Always Reforming

When one thinks of the Protestant Reformation eventually you will run across what are known as “the five solas” of the Reformation:
Sola Scriptura – Scripture Alone 
Solus Christus – Christ Alone 
Sola Gratia – Grace Alone 
Sola Fide – Faith Alone 
Soli Deo Gloria – The Glory of God Alone
Written out these communicate: “Salvation is by grace alone, through faith alone, in Christ alone, according to Scripture alone, to the glory of God alone.” Each of these will warrant a future blog post of their own.
However, there is one tenant of the Reformation which is often over looked – to be always reforming.
“ecclesia reformata, semper reformanda”  or “the church reformed and always reforming.” This phrase first appeared in a 1674 devotional by Jodocus van Lodenstein, who was involved in the Dutch Second Reformation.  According to van Lodenstein and other reformers who used the phrase, the church was reformed under the Protestant Reformation, but it was always in need of further reformation, that is according to the Word of God.
In other words, each generation, each church ought to be deliberately engaged in purposeful reformation. The church is not static, it is growing, maturing, developing.
Don’t get me wrong. The church is to be firmly grounded in history. We stand on the shoulders of those who have gone before us and we must learn from the past as well as press on toward the future.
To be always reforming doesn’t mean we discard the past and simply reinvent church in our time and our culture. In fact it is quite the opposite.
Reformation is deliberate and purposeful; it does not happen by making assumptions or being carried away by new trends or old traditions.
This presses against human nature and Kiwi culture.
New Zealand is a place which does not generally reward those who stick their heads up to offer an evaluative comment or a critique of present circumstances. (Unless one considers getting one’s head knocked off – i.e. “tall poppy syndrome” – a reward ☺) As a result one of two things tends to occur within the church: 1) The church becomes blindly traditional – tradition for tradition’s sake. No one questions the past nor seeks to reform the direction for a more purposeful future. 2) The church just flows in the stream of the next hip fad. No one is thinking critically or purposefully about the many trends and fads bombarding the church.
If the church in New Zealand is going to be “unashamedly Evangelical and Protestant – firmly grounded in the theological tradition of the Protestant Reformation” in the future, the church must be “always reforming.”
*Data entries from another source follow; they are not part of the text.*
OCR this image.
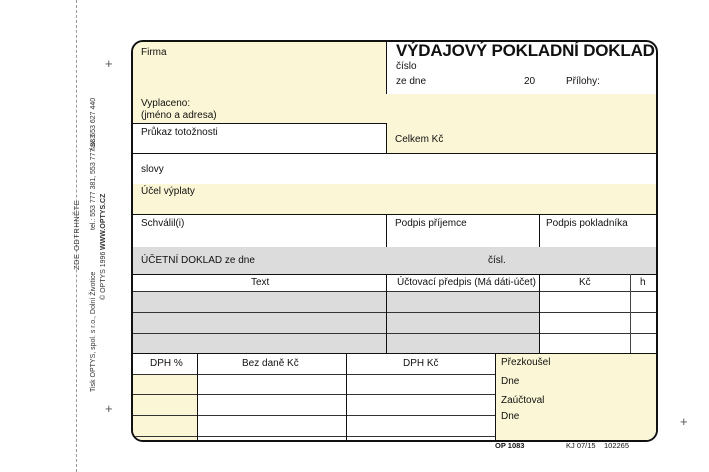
+
+
+
ZDE ODTRHNĚTE
Tisk OPTYS, spol. s r.o., Dolní Životice
tel.: 553 777 381, 553 777 333
fax: 553 627 440
© OPTYS 1996
WWW.OPTYS.CZ
Firma	VÝDAJOVÝ POKLADNÍ DOKLAD
číslo
ze dne	20	Přílohy:
Vyplaceno:
(jméno a adresa)
Průkaz totožnosti
Celkem Kč
slovy
Účel výplaty
Schválil(i)	Podpis příjemce	Podpis pokladníka
ÚČETNÍ DOKLAD ze dne	čísl.
Text	Účtovací předpis (Má dáti-účet)	Kč	h
DPH %	Bez daně Kč	DPH Kč	Přezkoušel
Dne
Zaúčtoval
Dne
OP 1083	KJ 07/15 102265
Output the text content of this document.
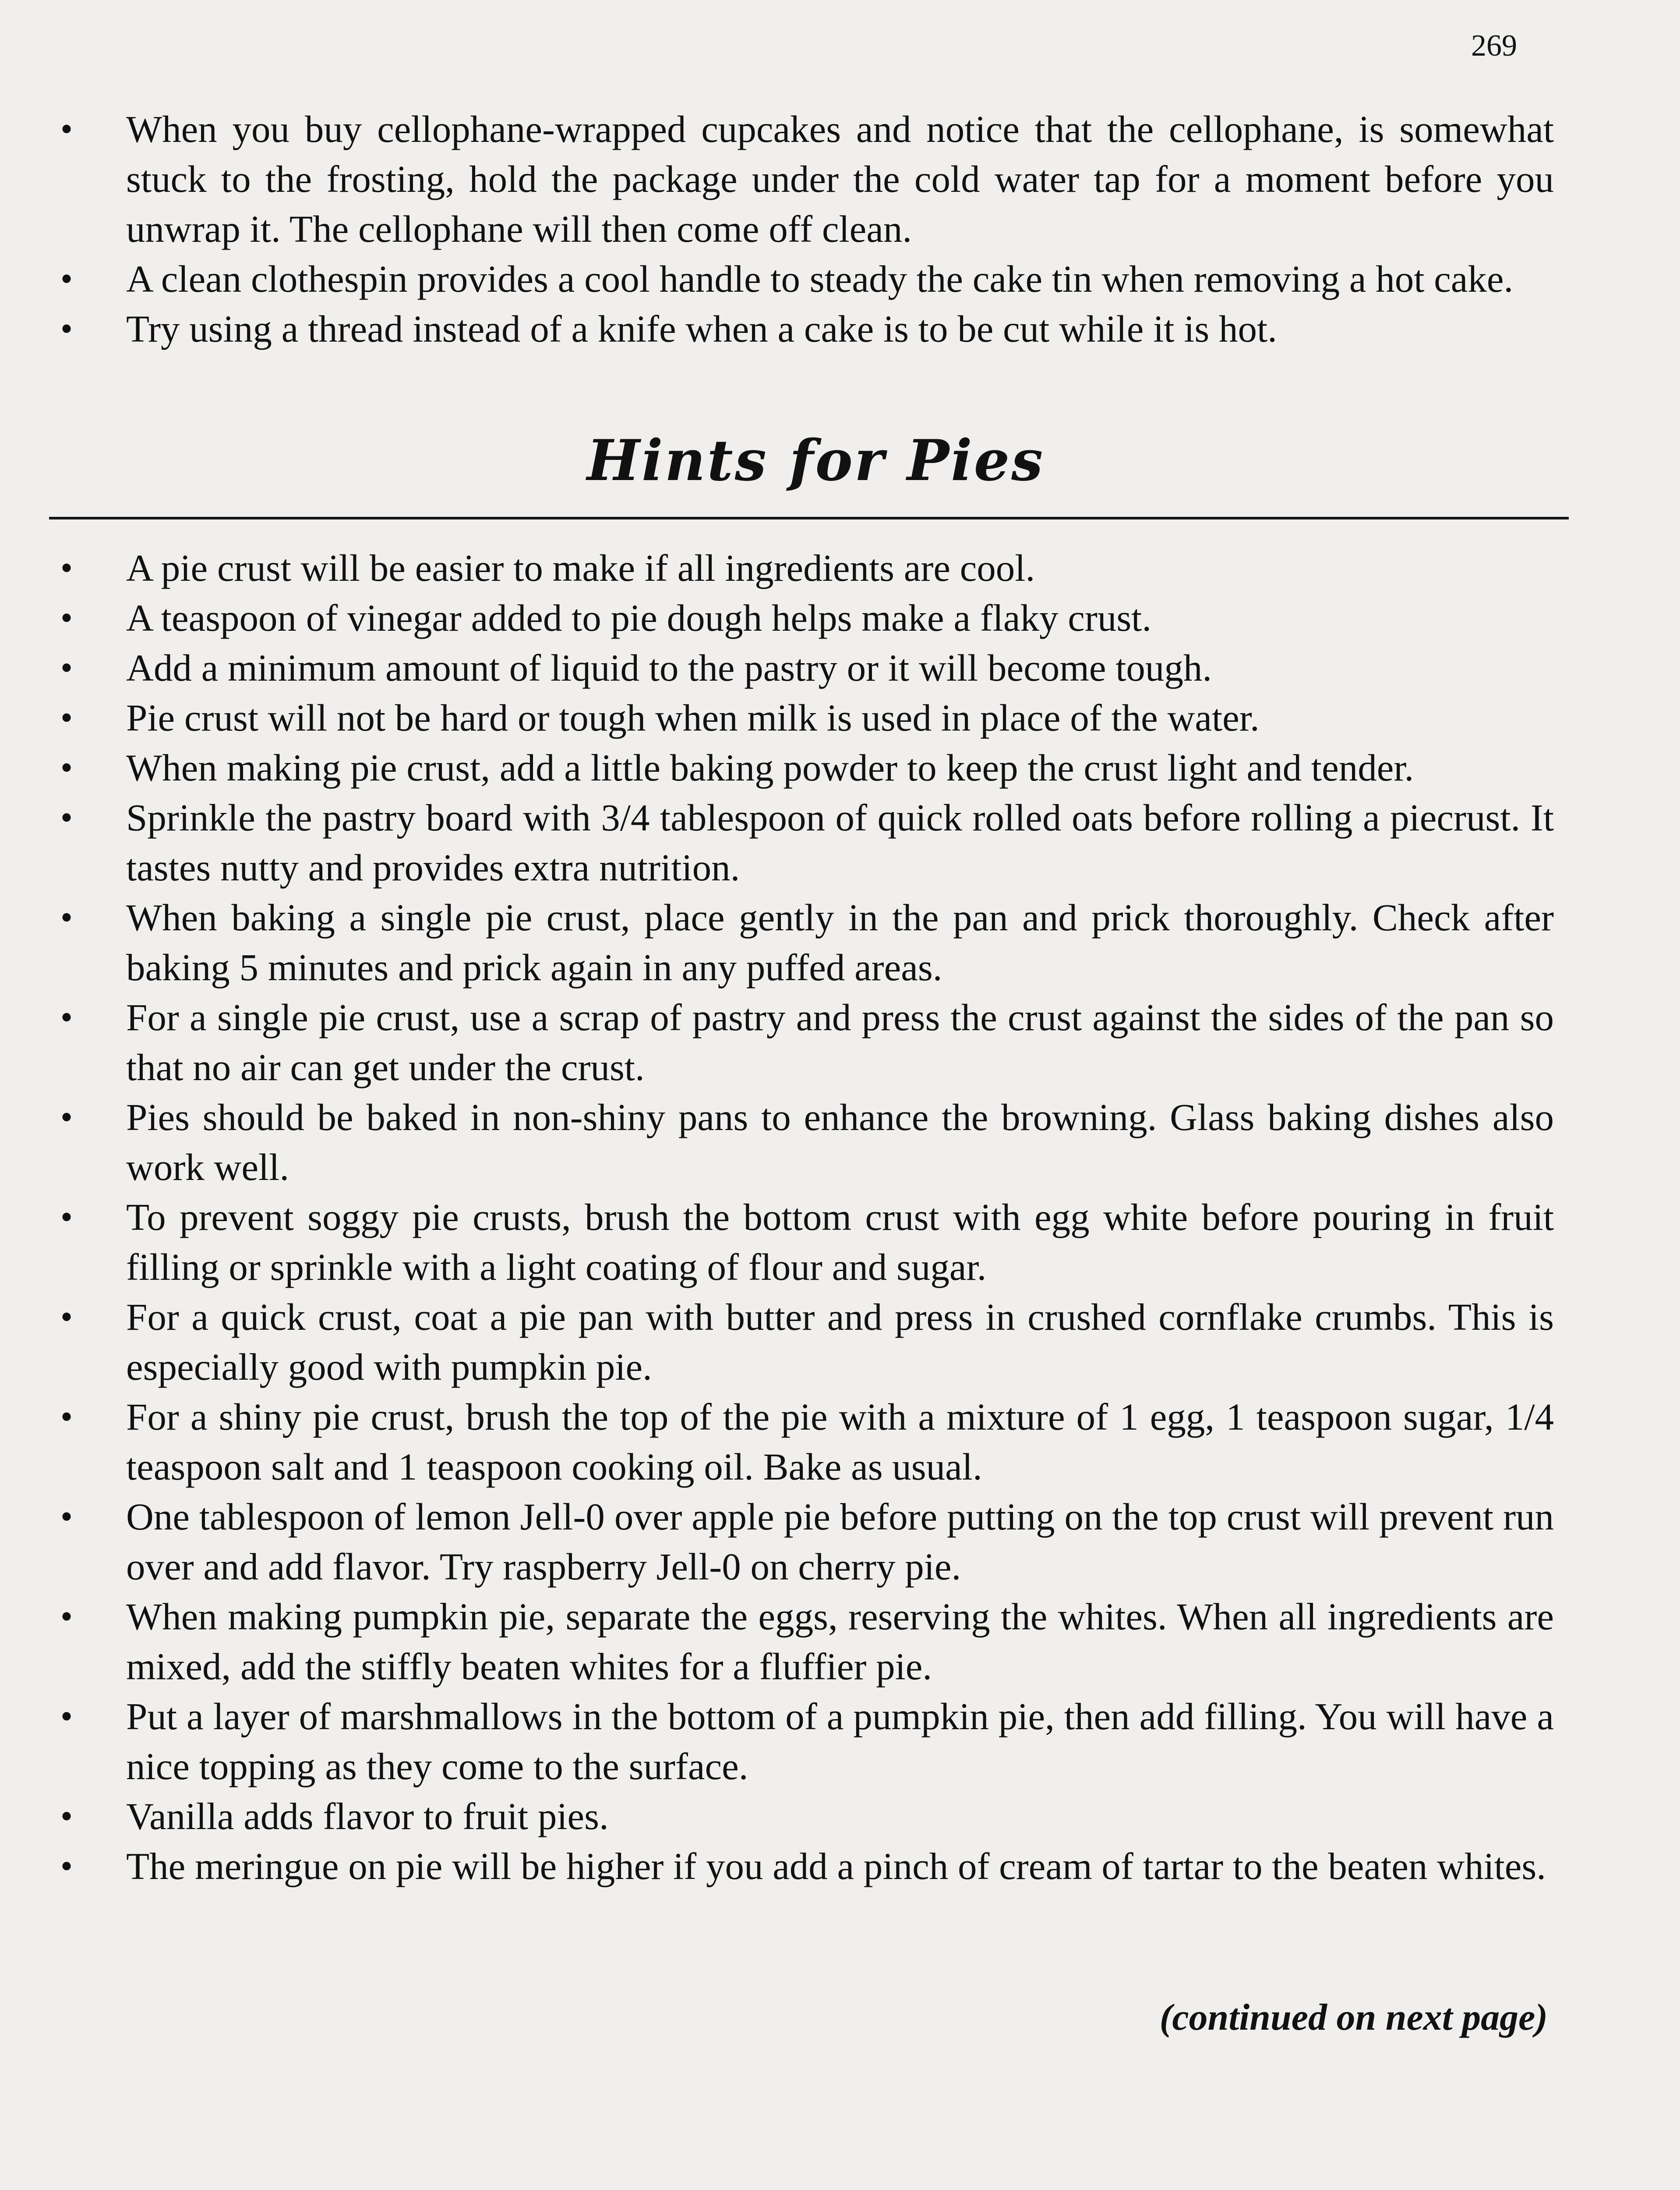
269

• When you buy cellophane-wrapped cupcakes and notice that the cellophane, is somewhat stuck to the frosting, hold the package under the cold water tap for a moment before you unwrap it. The cellophane will then come off clean.
• A clean clothespin provides a cool handle to steady the cake tin when removing a hot cake.
• Try using a thread instead of a knife when a cake is to be cut while it is hot.
Hints for Pies
• A pie crust will be easier to make if all ingredients are cool.
• A teaspoon of vinegar added to pie dough helps make a flaky crust.
• Add a minimum amount of liquid to the pastry or it will become tough.
• Pie crust will not be hard or tough when milk is used in place of the water.
• When making pie crust, add a little baking powder to keep the crust light and tender.
• Sprinkle the pastry board with 3/4 tablespoon of quick rolled oats before rolling a piecrust. It tastes nutty and provides extra nutrition.
• When baking a single pie crust, place gently in the pan and prick thoroughly. Check after baking 5 minutes and prick again in any puffed areas.
• For a single pie crust, use a scrap of pastry and press the crust against the sides of the pan so that no air can get under the crust.
• Pies should be baked in non-shiny pans to enhance the browning. Glass baking dishes also work well.
• To prevent soggy pie crusts, brush the bottom crust with egg white before pouring in fruit filling or sprinkle with a light coating of flour and sugar.
• For a quick crust, coat a pie pan with butter and press in crushed cornflake crumbs. This is especially good with pumpkin pie.
• For a shiny pie crust, brush the top of the pie with a mixture of 1 egg, 1 teaspoon sugar, 1/4 teaspoon salt and 1 teaspoon cooking oil. Bake as usual.
• One tablespoon of lemon Jell-0 over apple pie before putting on the top crust will prevent run over and add flavor. Try raspberry Jell-0 on cherry pie.
• When making pumpkin pie, separate the eggs, reserving the whites. When all ingredients are mixed, add the stiffly beaten whites for a fluffier pie.
• Put a layer of marshmallows in the bottom of a pumpkin pie, then add filling. You will have a nice topping as they come to the surface.
• Vanilla adds flavor to fruit pies.
• The meringue on pie will be higher if you add a pinch of cream of tartar to the beaten whites.

(continued on next page)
If the church in New Zealand is going to be “always reforming,” then Christians in New Zealand are going to have to take the risk, plumb the depths of Scripture seeking to grasp more deeply the profound Gospel of Jesus Christ, stick their head up, look back at the history of the church to gain vision and perspective, offer critique where it is necessary, and press forward with deliberate purpose in obedience to Christ.
Essentially we are asking God, by His grace, in Christ to renew our minds (Romans 12:2) so that we “may discern what is the will of God, what is good and acceptable and perfect,” individually and within the church as a whole.
Is the church in New Zealand, is your church centred upon the Gospel of Jesus Christ as summarized in the “five solas?” None have arrived – therefore we must be “always reforming.”